I wouldn't call it failure to understand or laughing at another's pain, but I see it more as being exasperated by the fact that you have pain in the first place.
The generations before you were in a tough mindset after the death of another person...or seeing their friends blown apart. To see the effects of death and destruction right in front of them.... To see people dying...
As opposed to this generation which it appears is in the same mental place, but instead of death and destruction, it is from them not getting their own way. The election didn't have the outcome you wanted. People are challenging your beliefs, and you lack the ability to stand up to those challenges. You're coming to the realization that you won't always get your way, and that is upsetting.
At least...that's what it appears to be from this angle.
~Jeordam
Your angle is too narrow, it appears.

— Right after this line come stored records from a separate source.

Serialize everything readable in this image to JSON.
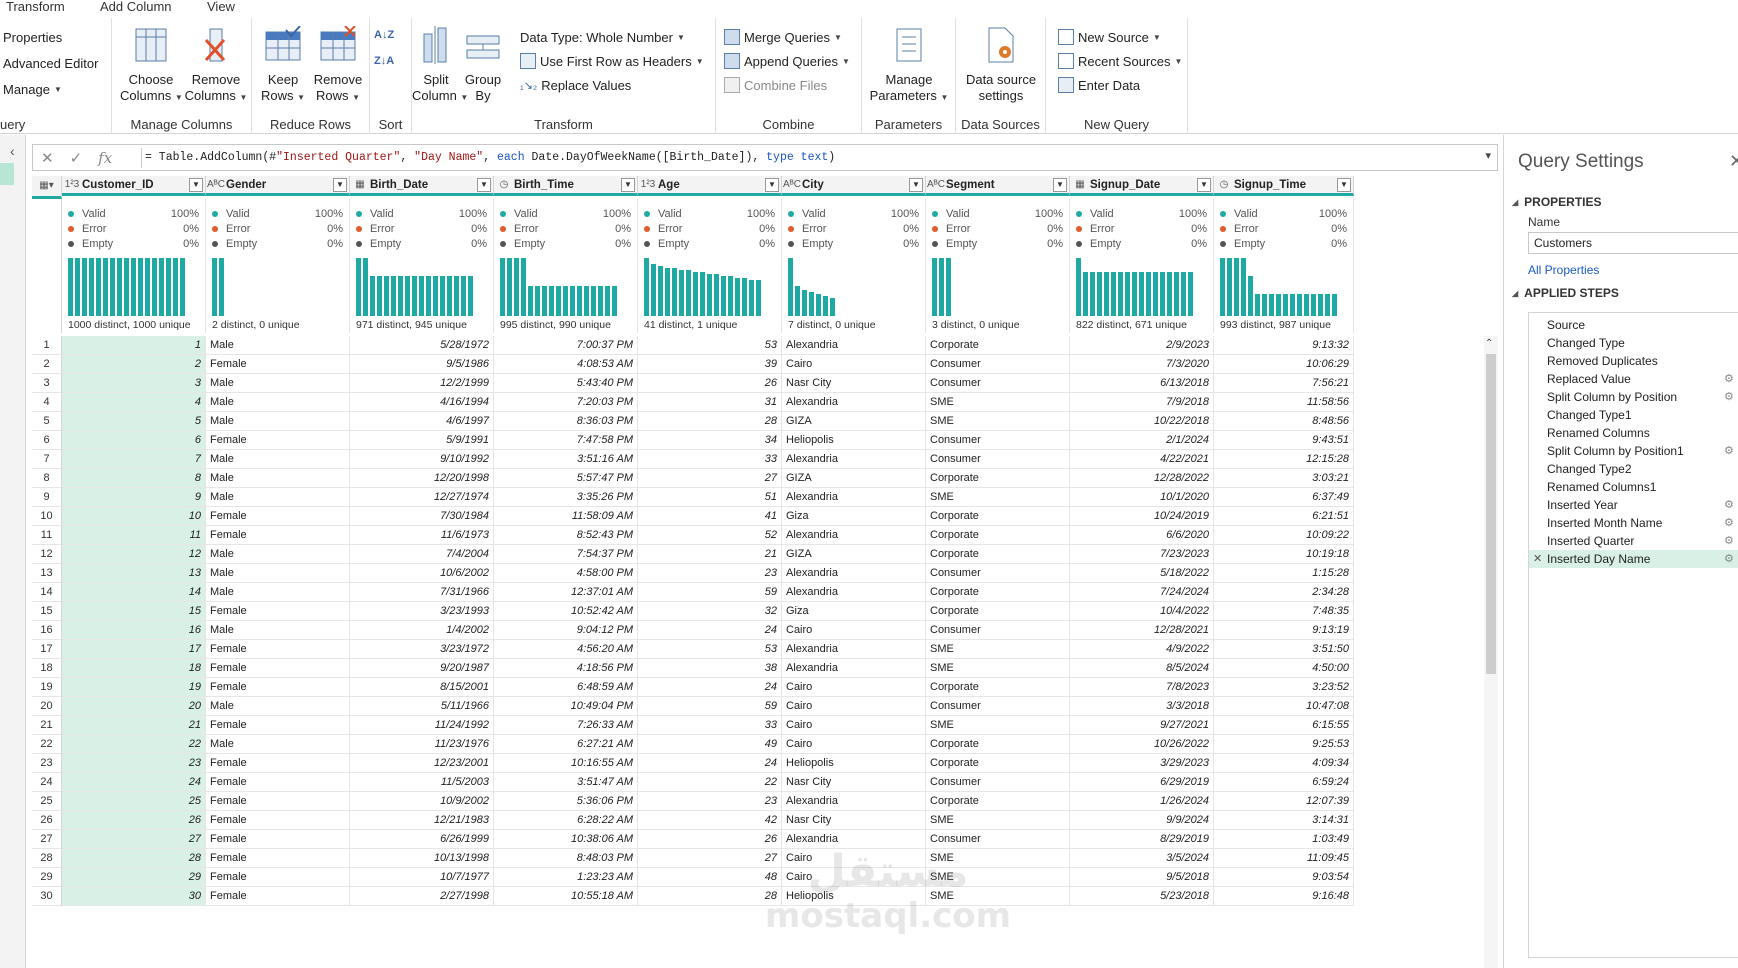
{
  "ribbon": {
    "tabs": [
      "Transform",
      "Add Column",
      "View"
    ],
    "group_query": {
      "label": "uery",
      "properties": "Properties",
      "advanced_editor": "Advanced Editor",
      "manage": "Manage"
    },
    "group_manage_columns": {
      "label": "Manage Columns",
      "choose": "Choose",
      "choose2": "Columns",
      "remove": "Remove",
      "remove2": "Columns"
    },
    "group_reduce_rows": {
      "label": "Reduce Rows",
      "keep": "Keep",
      "keep2": "Rows",
      "remove": "Remove",
      "remove2": "Rows"
    },
    "group_sort": {
      "label": "Sort"
    },
    "group_transform": {
      "label": "Transform",
      "split": "Split",
      "split2": "Column",
      "group": "Group",
      "group2": "By",
      "data_type": "Data Type: Whole Number",
      "first_row": "Use First Row as Headers",
      "replace": "Replace Values"
    },
    "group_combine": {
      "label": "Combine",
      "merge": "Merge Queries",
      "append": "Append Queries",
      "combine_files": "Combine Files"
    },
    "group_parameters": {
      "label": "Parameters",
      "manage": "Manage",
      "manage2": "Parameters"
    },
    "group_data_sources": {
      "label": "Data Sources",
      "settings": "Data source",
      "settings2": "settings"
    },
    "group_new_query": {
      "label": "New Query",
      "new_source": "New Source",
      "recent_sources": "Recent Sources",
      "enter_data": "Enter Data"
    }
  },
  "formula": {
    "prefix": "= Table.AddColumn(#",
    "s1": "\"Inserted Quarter\"",
    "c1": ", ",
    "s2": "\"Day Name\"",
    "c2": ", ",
    "kw1": "each",
    "c3": " Date.DayOfWeekName([Birth_Date]), ",
    "kw2": "type",
    "c4": " ",
    "kw3": "text",
    "c5": ")"
  },
  "columns": [
    {
      "name": "Customer_ID",
      "type": "1²3",
      "valid": "100%",
      "error": "0%",
      "empty": "0%",
      "distinct": "1000 distinct, 1000 unique"
    },
    {
      "name": "Gender",
      "type": "AᴮC",
      "valid": "100%",
      "error": "0%",
      "empty": "0%",
      "distinct": "2 distinct, 0 unique"
    },
    {
      "name": "Birth_Date",
      "type": "▦",
      "valid": "100%",
      "error": "0%",
      "empty": "0%",
      "distinct": "971 distinct, 945 unique"
    },
    {
      "name": "Birth_Time",
      "type": "◷",
      "valid": "100%",
      "error": "0%",
      "empty": "0%",
      "distinct": "995 distinct, 990 unique"
    },
    {
      "name": "Age",
      "type": "1²3",
      "valid": "100%",
      "error": "0%",
      "empty": "0%",
      "distinct": "41 distinct, 1 unique"
    },
    {
      "name": "City",
      "type": "AᴮC",
      "valid": "100%",
      "error": "0%",
      "empty": "0%",
      "distinct": "7 distinct, 0 unique"
    },
    {
      "name": "Segment",
      "type": "AᴮC",
      "valid": "100%",
      "error": "0%",
      "empty": "0%",
      "distinct": "3 distinct, 0 unique"
    },
    {
      "name": "Signup_Date",
      "type": "▦",
      "valid": "100%",
      "error": "0%",
      "empty": "0%",
      "distinct": "822 distinct, 671 unique"
    },
    {
      "name": "Signup_Time",
      "type": "◷",
      "valid": "100%",
      "error": "0%",
      "empty": "0%",
      "distinct": "993 distinct, 987 unique"
    }
  ],
  "profile_labels": {
    "valid": "Valid",
    "error": "Error",
    "empty": "Empty"
  },
  "colors": {
    "accent": "#1fa9a3",
    "valid": "#1fa9a3",
    "error": "#e05a2b",
    "empty": "#555555",
    "selected": "#d8f0e6"
  },
  "rows": [
    [
      "1",
      "Male",
      "5/28/1972",
      "7:00:37 PM",
      "53",
      "Alexandria",
      "Corporate",
      "2/9/2023",
      "9:13:32"
    ],
    [
      "2",
      "Female",
      "9/5/1986",
      "4:08:53 AM",
      "39",
      "Cairo",
      "Consumer",
      "7/3/2020",
      "10:06:29"
    ],
    [
      "3",
      "Male",
      "12/2/1999",
      "5:43:40 PM",
      "26",
      "Nasr City",
      "Consumer",
      "6/13/2018",
      "7:56:21"
    ],
    [
      "4",
      "Male",
      "4/16/1994",
      "7:20:03 PM",
      "31",
      "Alexandria",
      "SME",
      "7/9/2018",
      "11:58:56"
    ],
    [
      "5",
      "Male",
      "4/6/1997",
      "8:36:03 PM",
      "28",
      "GIZA",
      "SME",
      "10/22/2018",
      "8:48:56"
    ],
    [
      "6",
      "Female",
      "5/9/1991",
      "7:47:58 PM",
      "34",
      "Heliopolis",
      "Consumer",
      "2/1/2024",
      "9:43:51"
    ],
    [
      "7",
      "Male",
      "9/10/1992",
      "3:51:16 AM",
      "33",
      "Alexandria",
      "Consumer",
      "4/22/2021",
      "12:15:28"
    ],
    [
      "8",
      "Male",
      "12/20/1998",
      "5:57:47 PM",
      "27",
      "GIZA",
      "Corporate",
      "12/28/2022",
      "3:03:21"
    ],
    [
      "9",
      "Male",
      "12/27/1974",
      "3:35:26 PM",
      "51",
      "Alexandria",
      "SME",
      "10/1/2020",
      "6:37:49"
    ],
    [
      "10",
      "Female",
      "7/30/1984",
      "11:58:09 AM",
      "41",
      "Giza",
      "Corporate",
      "10/24/2019",
      "6:21:51"
    ],
    [
      "11",
      "Female",
      "11/6/1973",
      "8:52:43 PM",
      "52",
      "Alexandria",
      "Corporate",
      "6/6/2020",
      "10:09:22"
    ],
    [
      "12",
      "Male",
      "7/4/2004",
      "7:54:37 PM",
      "21",
      "GIZA",
      "Corporate",
      "7/23/2023",
      "10:19:18"
    ],
    [
      "13",
      "Male",
      "10/6/2002",
      "4:58:00 PM",
      "23",
      "Alexandria",
      "Consumer",
      "5/18/2022",
      "1:15:28"
    ],
    [
      "14",
      "Male",
      "7/31/1966",
      "12:37:01 AM",
      "59",
      "Alexandria",
      "Corporate",
      "7/24/2024",
      "2:34:28"
    ],
    [
      "15",
      "Female",
      "3/23/1993",
      "10:52:42 AM",
      "32",
      "Giza",
      "Corporate",
      "10/4/2022",
      "7:48:35"
    ],
    [
      "16",
      "Male",
      "1/4/2002",
      "9:04:12 PM",
      "24",
      "Cairo",
      "Consumer",
      "12/28/2021",
      "9:13:19"
    ],
    [
      "17",
      "Female",
      "3/23/1972",
      "4:56:20 AM",
      "53",
      "Alexandria",
      "SME",
      "4/9/2022",
      "3:51:50"
    ],
    [
      "18",
      "Female",
      "9/20/1987",
      "4:18:56 PM",
      "38",
      "Alexandria",
      "SME",
      "8/5/2024",
      "4:50:00"
    ],
    [
      "19",
      "Female",
      "8/15/2001",
      "6:48:59 AM",
      "24",
      "Cairo",
      "Corporate",
      "7/8/2023",
      "3:23:52"
    ],
    [
      "20",
      "Male",
      "5/11/1966",
      "10:49:04 PM",
      "59",
      "Cairo",
      "Consumer",
      "3/3/2018",
      "10:47:08"
    ],
    [
      "21",
      "Female",
      "11/24/1992",
      "7:26:33 AM",
      "33",
      "Cairo",
      "SME",
      "9/27/2021",
      "6:15:55"
    ],
    [
      "22",
      "Male",
      "11/23/1976",
      "6:27:21 AM",
      "49",
      "Cairo",
      "Corporate",
      "10/26/2022",
      "9:25:53"
    ],
    [
      "23",
      "Female",
      "12/23/2001",
      "10:16:55 AM",
      "24",
      "Heliopolis",
      "Corporate",
      "3/29/2023",
      "4:09:34"
    ],
    [
      "24",
      "Female",
      "11/5/2003",
      "3:51:47 AM",
      "22",
      "Nasr City",
      "Consumer",
      "6/29/2019",
      "6:59:24"
    ],
    [
      "25",
      "Female",
      "10/9/2002",
      "5:36:06 PM",
      "23",
      "Alexandria",
      "Corporate",
      "1/26/2024",
      "12:07:39"
    ],
    [
      "26",
      "Female",
      "12/21/1983",
      "6:28:22 AM",
      "42",
      "Nasr City",
      "SME",
      "9/9/2024",
      "3:14:31"
    ],
    [
      "27",
      "Female",
      "6/26/1999",
      "10:38:06 AM",
      "26",
      "Alexandria",
      "Consumer",
      "8/29/2019",
      "1:03:49"
    ],
    [
      "28",
      "Female",
      "10/13/1998",
      "8:48:03 PM",
      "27",
      "Cairo",
      "SME",
      "3/5/2024",
      "11:09:45"
    ],
    [
      "29",
      "Female",
      "10/7/1977",
      "1:23:23 AM",
      "48",
      "Cairo",
      "SME",
      "9/5/2018",
      "9:03:54"
    ],
    [
      "30",
      "Female",
      "2/27/1998",
      "10:55:18 AM",
      "28",
      "Heliopolis",
      "SME",
      "5/23/2018",
      "9:16:48"
    ]
  ],
  "query_settings": {
    "title": "Query Settings",
    "properties_label": "PROPERTIES",
    "name_label": "Name",
    "name_value": "Customers",
    "all_properties": "All Properties",
    "applied_steps_label": "APPLIED STEPS",
    "steps": [
      {
        "name": "Source",
        "gear": false
      },
      {
        "name": "Changed Type",
        "gear": false
      },
      {
        "name": "Removed Duplicates",
        "gear": false
      },
      {
        "name": "Replaced Value",
        "gear": true
      },
      {
        "name": "Split Column by Position",
        "gear": true
      },
      {
        "name": "Changed Type1",
        "gear": false
      },
      {
        "name": "Renamed Columns",
        "gear": false
      },
      {
        "name": "Split Column by Position1",
        "gear": true
      },
      {
        "name": "Changed Type2",
        "gear": false
      },
      {
        "name": "Renamed Columns1",
        "gear": false
      },
      {
        "name": "Inserted Year",
        "gear": true
      },
      {
        "name": "Inserted Month Name",
        "gear": true
      },
      {
        "name": "Inserted Quarter",
        "gear": true
      },
      {
        "name": "Inserted Day Name",
        "gear": true,
        "active": true
      }
    ]
  },
  "watermark": {
    "line1": "مستقل",
    "line2": "mostaql.com"
  }
}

I live and work in a college campus, and I know what students are reacting to is their friends suddenly facing the possibility of being deported, or the possibility that the moment they leave the country, for a conference, or because their mother is ill, they cannot come back because entry from their country to the US has been banned. The pain comes from seeing your female friends worry about what it means that a man who was known to boast about his ability to grab their genitals due to his celebrity can now control things like their access to contraception.
Where you sit, I know most of these things don't register at all, or, if they do, you don't see it as a problem. But you might try to imagine what it must feel like to see a demagogue take power and threaten core pillars of the world you live in. You may disagree he is a demagogue. You may be pleased by his actions. But others genuinely disagree, and finding amusement in their pain, or dismissing it, seems rather small and petty.